As you can see we have used the OperationChain to run two operations in a chain with the output of one being the input of the next.

JavaJSONPython

OperationChain<Long> countElements = new OperationChain.Builder()
    .first(new GetElements.Builder().input(new EntitySeed("v1")).build())
    .then(new Count<>())
    .build();

Long result = graph.execute(countElements, user);

{
    "class" : "OperationChain",
    "operations" : [
        {
            "class": "GetElements",
            "input": [
                {
                    "class": "EntitySeed",
                    "vertex": "v1"
                }
            ]
        },
        {
            "class" : "Count"
        }
    ]
}

count = gc.execute_operation_chain(
    operation_chain=g.OperationChain(
        operations=[
            g.GetElements(input=[g.EntitySeed(vertex="v1")]),
            g.Count()
        ]
    )
)

To chain operations it's important to take note of what each operations input and outputs are, say if you want to chain two together like the following:

The output of Operation1 needs to be compatible with the input of Operation2.

{
    "class" : "OperationChain",
    "operations" : [
        {
            "class": "Operation1"
        },
        {
            "class" : "Operation2"
        }
    ]
}

Tip

The reference guide and Javadoc can be valuable to understand what each Operation outputs and accepts.

Lazy Results

Operation results are lazy (where possible) so that results are lazily loaded whilst a user consumes each result. This could be directly in Java or as part of an Operation Chain, e.g. when running GetAllElements followed by Limit of 10, only the first 10 elements will be retrieved because of this laziness. This avoids a situation where vast quantities of elements might be retrieved, only the first 10 to be returned; which would be very inefficient.

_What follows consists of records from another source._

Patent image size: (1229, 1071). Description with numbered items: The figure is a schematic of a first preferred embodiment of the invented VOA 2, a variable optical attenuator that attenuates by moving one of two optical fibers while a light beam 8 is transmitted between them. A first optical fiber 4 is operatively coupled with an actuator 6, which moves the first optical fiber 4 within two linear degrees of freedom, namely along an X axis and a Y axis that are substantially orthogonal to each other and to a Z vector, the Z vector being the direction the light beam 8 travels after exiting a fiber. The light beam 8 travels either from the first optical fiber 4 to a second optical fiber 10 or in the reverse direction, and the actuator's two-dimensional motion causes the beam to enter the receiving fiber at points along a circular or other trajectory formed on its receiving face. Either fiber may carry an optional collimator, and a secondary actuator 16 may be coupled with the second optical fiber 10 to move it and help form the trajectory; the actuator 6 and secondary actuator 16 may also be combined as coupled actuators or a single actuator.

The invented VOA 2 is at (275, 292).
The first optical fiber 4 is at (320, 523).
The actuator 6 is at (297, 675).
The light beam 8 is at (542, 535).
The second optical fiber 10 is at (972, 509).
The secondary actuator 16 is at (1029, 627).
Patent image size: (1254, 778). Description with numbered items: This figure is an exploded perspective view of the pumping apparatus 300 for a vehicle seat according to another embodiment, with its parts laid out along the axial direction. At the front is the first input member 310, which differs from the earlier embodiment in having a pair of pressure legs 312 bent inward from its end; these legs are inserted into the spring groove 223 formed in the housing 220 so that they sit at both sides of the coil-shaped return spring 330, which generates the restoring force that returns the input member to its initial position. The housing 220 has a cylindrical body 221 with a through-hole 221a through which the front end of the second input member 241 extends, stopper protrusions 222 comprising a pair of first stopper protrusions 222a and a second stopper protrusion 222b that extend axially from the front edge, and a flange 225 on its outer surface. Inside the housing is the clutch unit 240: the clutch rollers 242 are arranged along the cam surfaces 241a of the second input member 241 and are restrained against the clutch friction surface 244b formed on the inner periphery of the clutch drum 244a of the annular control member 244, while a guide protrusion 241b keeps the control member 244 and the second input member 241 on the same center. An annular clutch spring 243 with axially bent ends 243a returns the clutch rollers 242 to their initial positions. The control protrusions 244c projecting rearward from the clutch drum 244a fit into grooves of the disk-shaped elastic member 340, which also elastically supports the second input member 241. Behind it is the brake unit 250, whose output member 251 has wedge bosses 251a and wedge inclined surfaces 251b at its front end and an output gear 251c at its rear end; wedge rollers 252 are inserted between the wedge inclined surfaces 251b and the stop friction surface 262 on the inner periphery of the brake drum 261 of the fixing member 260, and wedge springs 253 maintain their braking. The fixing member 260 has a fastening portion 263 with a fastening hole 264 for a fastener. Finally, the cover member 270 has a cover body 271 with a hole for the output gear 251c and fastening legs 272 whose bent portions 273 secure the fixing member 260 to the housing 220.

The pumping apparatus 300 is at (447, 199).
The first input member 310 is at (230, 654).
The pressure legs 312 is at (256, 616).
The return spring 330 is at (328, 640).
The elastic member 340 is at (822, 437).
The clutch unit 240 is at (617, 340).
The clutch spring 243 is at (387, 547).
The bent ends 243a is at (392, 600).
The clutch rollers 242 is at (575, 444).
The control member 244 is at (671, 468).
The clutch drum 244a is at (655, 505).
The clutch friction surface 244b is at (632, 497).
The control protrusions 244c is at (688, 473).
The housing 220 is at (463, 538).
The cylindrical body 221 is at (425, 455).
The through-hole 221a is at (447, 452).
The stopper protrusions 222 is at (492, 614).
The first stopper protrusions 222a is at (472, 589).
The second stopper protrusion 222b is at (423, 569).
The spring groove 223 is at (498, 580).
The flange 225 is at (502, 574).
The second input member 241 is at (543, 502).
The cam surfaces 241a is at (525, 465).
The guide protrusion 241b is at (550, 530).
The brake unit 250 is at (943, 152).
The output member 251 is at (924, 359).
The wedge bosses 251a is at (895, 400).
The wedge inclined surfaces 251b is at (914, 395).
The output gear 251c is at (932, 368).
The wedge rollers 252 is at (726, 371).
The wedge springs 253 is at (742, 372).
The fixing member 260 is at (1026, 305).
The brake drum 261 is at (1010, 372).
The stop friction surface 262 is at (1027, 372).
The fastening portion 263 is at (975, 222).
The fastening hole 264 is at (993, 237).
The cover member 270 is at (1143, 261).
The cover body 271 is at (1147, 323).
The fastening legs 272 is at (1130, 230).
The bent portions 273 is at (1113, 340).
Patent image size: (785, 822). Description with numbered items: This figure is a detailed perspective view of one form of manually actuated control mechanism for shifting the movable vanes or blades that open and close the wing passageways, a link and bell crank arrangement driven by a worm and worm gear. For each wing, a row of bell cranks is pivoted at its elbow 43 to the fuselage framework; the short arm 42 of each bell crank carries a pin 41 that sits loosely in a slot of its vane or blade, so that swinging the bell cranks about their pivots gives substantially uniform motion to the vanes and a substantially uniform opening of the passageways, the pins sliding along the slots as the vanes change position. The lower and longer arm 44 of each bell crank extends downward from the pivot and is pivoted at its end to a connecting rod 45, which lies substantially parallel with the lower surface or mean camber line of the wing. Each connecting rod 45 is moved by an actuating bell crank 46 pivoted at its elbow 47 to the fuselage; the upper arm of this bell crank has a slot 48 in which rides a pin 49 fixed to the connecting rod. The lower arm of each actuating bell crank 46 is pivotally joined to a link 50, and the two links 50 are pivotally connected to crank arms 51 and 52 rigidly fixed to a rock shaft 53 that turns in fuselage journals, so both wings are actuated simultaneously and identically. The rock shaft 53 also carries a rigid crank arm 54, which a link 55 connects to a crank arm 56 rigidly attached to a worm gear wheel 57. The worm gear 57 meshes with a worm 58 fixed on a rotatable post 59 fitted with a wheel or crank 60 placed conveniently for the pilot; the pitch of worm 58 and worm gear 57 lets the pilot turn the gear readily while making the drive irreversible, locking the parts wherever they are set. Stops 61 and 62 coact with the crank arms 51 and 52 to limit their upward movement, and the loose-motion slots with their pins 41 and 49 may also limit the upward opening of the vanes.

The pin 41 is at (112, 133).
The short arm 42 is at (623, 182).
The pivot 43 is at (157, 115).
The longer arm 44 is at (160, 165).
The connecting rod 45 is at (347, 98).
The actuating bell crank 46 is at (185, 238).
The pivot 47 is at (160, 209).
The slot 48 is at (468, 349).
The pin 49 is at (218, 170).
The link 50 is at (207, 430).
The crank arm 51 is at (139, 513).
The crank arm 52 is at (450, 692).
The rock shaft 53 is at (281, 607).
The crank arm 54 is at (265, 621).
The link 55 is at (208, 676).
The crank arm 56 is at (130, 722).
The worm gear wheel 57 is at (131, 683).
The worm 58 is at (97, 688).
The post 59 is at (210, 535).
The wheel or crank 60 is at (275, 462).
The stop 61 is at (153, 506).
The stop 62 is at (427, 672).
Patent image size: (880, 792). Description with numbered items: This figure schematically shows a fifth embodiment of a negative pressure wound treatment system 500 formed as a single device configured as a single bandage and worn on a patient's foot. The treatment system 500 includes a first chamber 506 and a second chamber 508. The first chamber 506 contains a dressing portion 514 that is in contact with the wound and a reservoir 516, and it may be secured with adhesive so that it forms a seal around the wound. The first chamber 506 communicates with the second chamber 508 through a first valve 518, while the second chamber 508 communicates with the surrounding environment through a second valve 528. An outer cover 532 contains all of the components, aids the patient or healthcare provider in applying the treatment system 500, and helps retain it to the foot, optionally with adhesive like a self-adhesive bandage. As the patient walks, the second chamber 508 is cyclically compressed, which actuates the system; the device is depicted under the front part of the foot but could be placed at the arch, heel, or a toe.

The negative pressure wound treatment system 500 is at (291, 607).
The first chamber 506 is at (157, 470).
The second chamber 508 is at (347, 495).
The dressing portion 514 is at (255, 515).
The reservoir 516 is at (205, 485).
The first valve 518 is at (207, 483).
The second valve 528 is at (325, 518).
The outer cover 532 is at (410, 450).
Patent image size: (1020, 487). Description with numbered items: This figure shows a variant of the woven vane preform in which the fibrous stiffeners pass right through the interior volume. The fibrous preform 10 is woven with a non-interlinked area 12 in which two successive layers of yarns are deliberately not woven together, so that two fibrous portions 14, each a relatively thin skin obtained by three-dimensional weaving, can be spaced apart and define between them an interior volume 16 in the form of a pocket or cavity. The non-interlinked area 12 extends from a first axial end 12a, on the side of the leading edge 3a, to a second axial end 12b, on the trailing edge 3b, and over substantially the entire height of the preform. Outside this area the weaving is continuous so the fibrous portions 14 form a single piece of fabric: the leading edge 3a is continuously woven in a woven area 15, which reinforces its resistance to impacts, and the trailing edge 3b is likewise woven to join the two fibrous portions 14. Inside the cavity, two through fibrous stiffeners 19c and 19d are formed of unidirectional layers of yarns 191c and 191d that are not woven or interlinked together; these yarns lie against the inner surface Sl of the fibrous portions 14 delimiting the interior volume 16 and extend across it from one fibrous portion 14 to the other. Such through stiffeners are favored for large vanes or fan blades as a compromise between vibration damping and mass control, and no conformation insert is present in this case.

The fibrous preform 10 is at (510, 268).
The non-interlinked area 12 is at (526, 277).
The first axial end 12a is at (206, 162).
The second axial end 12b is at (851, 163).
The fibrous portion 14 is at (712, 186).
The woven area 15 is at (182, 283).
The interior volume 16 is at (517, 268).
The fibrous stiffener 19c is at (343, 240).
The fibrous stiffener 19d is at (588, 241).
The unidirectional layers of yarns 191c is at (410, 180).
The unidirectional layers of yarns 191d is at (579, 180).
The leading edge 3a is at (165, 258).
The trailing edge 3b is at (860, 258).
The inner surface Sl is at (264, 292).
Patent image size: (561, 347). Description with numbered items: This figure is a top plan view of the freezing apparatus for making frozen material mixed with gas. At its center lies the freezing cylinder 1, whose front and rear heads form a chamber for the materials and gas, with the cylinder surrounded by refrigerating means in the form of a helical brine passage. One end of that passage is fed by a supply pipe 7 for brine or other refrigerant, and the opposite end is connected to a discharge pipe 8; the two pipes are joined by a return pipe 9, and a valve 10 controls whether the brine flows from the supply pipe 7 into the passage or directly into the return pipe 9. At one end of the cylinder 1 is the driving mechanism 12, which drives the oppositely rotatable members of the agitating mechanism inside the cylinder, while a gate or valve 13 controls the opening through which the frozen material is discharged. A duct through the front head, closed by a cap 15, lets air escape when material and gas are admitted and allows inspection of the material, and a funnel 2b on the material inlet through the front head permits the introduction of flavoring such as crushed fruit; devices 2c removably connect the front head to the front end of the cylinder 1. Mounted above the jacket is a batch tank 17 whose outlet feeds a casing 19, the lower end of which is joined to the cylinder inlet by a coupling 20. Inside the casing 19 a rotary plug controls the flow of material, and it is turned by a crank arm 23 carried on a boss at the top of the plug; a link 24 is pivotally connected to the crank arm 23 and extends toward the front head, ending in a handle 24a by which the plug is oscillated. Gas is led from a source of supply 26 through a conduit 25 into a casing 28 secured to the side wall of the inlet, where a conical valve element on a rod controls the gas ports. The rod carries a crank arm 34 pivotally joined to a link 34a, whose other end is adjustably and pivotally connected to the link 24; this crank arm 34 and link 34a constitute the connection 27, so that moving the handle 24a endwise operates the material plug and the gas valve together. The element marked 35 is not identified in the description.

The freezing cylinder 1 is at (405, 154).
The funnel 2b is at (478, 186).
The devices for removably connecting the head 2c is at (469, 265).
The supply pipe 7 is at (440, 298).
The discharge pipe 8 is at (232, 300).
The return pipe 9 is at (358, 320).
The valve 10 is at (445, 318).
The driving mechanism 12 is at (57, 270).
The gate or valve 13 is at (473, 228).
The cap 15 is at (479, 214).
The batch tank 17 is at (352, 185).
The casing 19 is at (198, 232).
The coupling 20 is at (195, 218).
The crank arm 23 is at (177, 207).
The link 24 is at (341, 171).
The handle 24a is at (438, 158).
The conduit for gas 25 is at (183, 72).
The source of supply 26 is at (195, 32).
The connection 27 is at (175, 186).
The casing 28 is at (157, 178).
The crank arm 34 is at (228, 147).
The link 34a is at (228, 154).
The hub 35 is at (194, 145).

For example, executing a GetAllElements on an Accumulo Store backed graph:

final Iterable<? extends Element> elements = graph.execute(new GetAllElements(), getUser());

As this elements Iterable is lazy, the query is only executed on Accumulo when the object is used to iterate through results. Iterating through the results a second time results in the Accumulo query being executed again.

As the query is not executed until the Iterable is consumed, if in the meantime another element is added to the graph, then the results from the Iterable will contain that new element.

For this reason you should be very careful running an AddElements with a lazy iterable returned from a query on the same Graph. The problem which could arise is that the AddElements will lazily consume the iterable of elements, potentially causing duplicates to be added.

To do a Get followed by an Add on the same Graph, we recommend consuming and caching the Get results first. For a small number of results, this can be done using the ToList operation in the chain:

new OperationChain.Builder()
                .first(new GetAllElements())
                .then(new ToList<>())
                .then(new AddElements())
                .build();

For a large number of results, they could be added to a cache temporarily:

new OperationChain.Builder()
                .first(new GetAllElements())
                .then(new ExportToGafferResultCache<>())
                .then(new DiscardOutput())
                .then((Operation) new GetGafferResultCacheExport())
                .then(new AddElements())
                .build()

For more details on these Operations, see the sections for ToList and AddElements, and the example of using GetAllElements with Limit in the Core Operations reference guide, plus the ExportToGafferResultCache and GetGafferResultCacheExport sections of the Export Operations reference guide.